On your question, Chris, related to, I think, primarily MS&A and our expense lines. First, I would say, we continue to have a strong focus on productivity throughout the organization. So there are some savings that continue from our programs. Two, you may recall my comment that I mentioned some onetime items related to bad debt expenses in the EU in foundation and grant spending. And also, we have been ramping down spend -- expenses on PLAVIX in 2011. There were some still from savings year-over-year as we think about that. And we also began spending on ELIQUIS in 2011, and we are transitioning sales forces from PLAVIX, in some cases, into ELIQUIS.

We'll go next to Mark Schoenebaum from ISI Investments.

Number one, I appreciate all the comments on ELIQUIS. Is there any market research that you'd be willing to share with us in terms of awareness, intent to prescribe, et cetera? And then number 2, Elliott, is it possible for you to tell us when you may be in a position to initiate a trial where your new nuke is part of an all-oral regimen? And then finally, a question that may be impossible to answer, but it's on my mind. If the Supreme Court were to throw out the mandate in the Healthcare Reform Bill this spring, would you consider that a material event for the out years in your business?

On ELIQUIS -- this is Giovanni. I would repeat what we said before. We are working very actively to prepare for launch and our launch ready for the potential PDUFA date at the end of March. We are very positive about the profile and the differentiation of the product. And we are ready to execute a launch if we are approved at the end of March.
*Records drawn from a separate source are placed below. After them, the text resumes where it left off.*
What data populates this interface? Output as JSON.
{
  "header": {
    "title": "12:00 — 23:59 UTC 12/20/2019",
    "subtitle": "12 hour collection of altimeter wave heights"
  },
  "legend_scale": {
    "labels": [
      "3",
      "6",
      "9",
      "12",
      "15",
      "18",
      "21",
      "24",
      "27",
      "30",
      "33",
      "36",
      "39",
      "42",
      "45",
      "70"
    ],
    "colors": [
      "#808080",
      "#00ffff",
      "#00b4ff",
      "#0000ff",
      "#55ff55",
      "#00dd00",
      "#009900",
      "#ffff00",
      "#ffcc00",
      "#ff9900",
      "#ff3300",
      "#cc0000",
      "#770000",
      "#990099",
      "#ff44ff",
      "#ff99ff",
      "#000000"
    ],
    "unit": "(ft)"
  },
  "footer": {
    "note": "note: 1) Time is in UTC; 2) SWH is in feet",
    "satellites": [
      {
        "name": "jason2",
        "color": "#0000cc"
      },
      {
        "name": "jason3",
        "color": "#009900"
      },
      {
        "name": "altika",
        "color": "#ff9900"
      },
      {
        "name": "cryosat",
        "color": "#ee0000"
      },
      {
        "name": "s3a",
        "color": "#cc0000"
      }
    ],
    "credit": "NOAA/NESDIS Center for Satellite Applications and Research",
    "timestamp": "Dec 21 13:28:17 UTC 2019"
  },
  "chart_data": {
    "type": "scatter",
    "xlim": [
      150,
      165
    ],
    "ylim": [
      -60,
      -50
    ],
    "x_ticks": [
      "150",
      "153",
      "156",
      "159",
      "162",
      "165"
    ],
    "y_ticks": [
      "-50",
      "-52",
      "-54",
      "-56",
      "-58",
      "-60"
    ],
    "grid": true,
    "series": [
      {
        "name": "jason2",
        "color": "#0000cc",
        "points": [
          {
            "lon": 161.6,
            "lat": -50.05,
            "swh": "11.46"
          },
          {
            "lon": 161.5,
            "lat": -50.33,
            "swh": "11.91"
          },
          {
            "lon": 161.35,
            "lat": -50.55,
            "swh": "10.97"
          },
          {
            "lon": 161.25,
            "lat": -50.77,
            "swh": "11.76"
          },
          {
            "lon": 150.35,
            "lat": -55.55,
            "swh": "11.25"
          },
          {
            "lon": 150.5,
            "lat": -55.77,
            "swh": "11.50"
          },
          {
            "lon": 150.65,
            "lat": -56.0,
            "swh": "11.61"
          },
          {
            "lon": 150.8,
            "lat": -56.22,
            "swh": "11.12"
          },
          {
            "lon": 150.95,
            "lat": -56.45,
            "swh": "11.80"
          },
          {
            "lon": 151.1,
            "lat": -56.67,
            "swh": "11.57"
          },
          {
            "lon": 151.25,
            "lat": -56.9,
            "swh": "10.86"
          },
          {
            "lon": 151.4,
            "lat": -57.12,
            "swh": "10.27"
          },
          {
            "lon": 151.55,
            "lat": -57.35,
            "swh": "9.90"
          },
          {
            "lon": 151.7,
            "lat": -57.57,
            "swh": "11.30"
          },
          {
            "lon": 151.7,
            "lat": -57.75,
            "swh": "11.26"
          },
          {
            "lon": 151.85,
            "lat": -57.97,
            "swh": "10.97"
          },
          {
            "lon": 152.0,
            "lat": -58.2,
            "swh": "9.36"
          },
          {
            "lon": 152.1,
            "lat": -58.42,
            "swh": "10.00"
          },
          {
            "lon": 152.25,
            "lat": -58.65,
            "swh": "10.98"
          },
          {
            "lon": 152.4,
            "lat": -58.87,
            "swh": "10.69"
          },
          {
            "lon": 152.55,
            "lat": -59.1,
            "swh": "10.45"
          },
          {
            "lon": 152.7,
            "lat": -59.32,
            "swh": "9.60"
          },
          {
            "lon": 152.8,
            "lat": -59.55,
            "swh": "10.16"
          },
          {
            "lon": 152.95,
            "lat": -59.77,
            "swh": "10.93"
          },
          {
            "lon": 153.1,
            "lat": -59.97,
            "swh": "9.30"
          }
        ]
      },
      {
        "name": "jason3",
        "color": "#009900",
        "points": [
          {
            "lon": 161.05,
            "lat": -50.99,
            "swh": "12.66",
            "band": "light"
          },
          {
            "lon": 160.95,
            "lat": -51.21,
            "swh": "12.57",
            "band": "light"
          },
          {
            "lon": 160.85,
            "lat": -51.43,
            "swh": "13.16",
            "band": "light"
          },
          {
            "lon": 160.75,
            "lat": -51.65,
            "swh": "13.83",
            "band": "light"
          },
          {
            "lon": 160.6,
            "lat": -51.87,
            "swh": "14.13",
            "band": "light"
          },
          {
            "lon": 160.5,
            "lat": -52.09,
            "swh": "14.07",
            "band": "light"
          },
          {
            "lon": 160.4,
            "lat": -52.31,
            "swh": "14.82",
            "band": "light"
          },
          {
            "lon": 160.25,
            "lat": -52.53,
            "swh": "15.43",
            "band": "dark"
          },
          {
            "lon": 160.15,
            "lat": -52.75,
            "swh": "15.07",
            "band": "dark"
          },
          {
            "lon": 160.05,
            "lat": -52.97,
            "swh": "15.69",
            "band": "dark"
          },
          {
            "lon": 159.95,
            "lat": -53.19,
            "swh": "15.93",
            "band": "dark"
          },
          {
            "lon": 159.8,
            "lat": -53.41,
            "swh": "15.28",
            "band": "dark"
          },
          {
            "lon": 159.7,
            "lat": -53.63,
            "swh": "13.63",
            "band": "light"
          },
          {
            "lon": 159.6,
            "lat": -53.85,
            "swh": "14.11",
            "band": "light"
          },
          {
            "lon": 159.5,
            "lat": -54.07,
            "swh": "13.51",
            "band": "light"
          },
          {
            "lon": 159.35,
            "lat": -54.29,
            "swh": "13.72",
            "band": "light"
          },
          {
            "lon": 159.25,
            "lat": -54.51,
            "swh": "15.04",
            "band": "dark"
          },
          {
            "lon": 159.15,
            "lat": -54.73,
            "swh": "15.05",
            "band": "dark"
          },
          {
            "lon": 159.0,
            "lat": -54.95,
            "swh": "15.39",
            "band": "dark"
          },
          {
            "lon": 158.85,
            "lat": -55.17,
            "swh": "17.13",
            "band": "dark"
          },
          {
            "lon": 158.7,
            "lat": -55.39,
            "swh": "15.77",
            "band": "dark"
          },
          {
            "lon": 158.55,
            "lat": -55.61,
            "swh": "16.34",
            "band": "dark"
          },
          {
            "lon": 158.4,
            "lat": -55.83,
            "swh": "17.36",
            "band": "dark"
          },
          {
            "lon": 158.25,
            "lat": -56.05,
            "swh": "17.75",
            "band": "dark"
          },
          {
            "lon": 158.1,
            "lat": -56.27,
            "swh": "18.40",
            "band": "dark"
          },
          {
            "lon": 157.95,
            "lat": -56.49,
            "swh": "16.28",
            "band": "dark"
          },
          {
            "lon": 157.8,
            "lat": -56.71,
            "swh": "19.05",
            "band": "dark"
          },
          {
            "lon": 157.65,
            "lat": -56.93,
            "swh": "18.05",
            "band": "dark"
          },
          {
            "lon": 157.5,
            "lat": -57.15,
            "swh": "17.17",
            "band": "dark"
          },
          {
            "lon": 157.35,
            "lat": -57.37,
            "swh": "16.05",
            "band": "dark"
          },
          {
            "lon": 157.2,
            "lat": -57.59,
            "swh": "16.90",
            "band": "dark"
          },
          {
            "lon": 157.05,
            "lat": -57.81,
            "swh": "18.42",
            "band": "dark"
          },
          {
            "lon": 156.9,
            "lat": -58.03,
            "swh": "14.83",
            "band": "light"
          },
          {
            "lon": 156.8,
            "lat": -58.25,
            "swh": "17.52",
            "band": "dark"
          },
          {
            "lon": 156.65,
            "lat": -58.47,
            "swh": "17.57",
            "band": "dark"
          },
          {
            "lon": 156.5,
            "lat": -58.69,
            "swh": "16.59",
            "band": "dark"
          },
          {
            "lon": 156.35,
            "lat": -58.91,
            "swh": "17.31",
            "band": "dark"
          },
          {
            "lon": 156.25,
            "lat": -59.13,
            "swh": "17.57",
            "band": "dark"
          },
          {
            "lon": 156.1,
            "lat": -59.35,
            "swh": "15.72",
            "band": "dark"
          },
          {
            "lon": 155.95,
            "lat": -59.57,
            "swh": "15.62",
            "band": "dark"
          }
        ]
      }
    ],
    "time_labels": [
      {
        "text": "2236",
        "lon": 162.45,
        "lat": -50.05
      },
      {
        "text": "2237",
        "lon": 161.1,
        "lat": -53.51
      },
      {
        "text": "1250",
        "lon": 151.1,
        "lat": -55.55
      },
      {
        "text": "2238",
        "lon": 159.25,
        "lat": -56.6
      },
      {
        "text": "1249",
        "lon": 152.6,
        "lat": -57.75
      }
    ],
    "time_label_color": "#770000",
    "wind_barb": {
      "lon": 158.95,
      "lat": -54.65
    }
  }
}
Yes. And, Mark, this is Elliott. So we're very excited to -- hope to close the deal with Inhibitex. We've already designed generally some plans of what we'd like to do should it close. And in addition to conducting the Phase II study on top of standard of care and reporting that out and sharing with everybody some of the other science, we are doing combination studies this year to see the interaction of 5A with INX, with or without ribavirin and to pick just the right dose for the efficacy. And I would say that, that kind of all-oral trial will give us an idea in patients by the end of the year of what doses we could take into Phase III.

I think that's -- on your last point, I don't think we foresee any significant or material change in whatever decision is taken by the Supreme Court. And we believe that we will continue to be affected, as we are, by -- significantly affected as we are by the healthcare reform that was implemented in the past.

Great. Thanks, Mark, and thanks, everybody, for all your questions. I will turn it over to Lamberto now for some closing comments.

Yes. Thank you, again, for your questions. I would like to reiterate one key point. This is a very good moment in the life of Bristol-Myers Squibb. We see it in our numbers. We see it in our products, and we see it in the lives of the patients we serve. So I'm confident that we will also continue to see it in the years to come. Thank you.

Okay, Alicia, that about wraps it up. Thanks very much.

That does conclude today's conference. We appreciate your participation.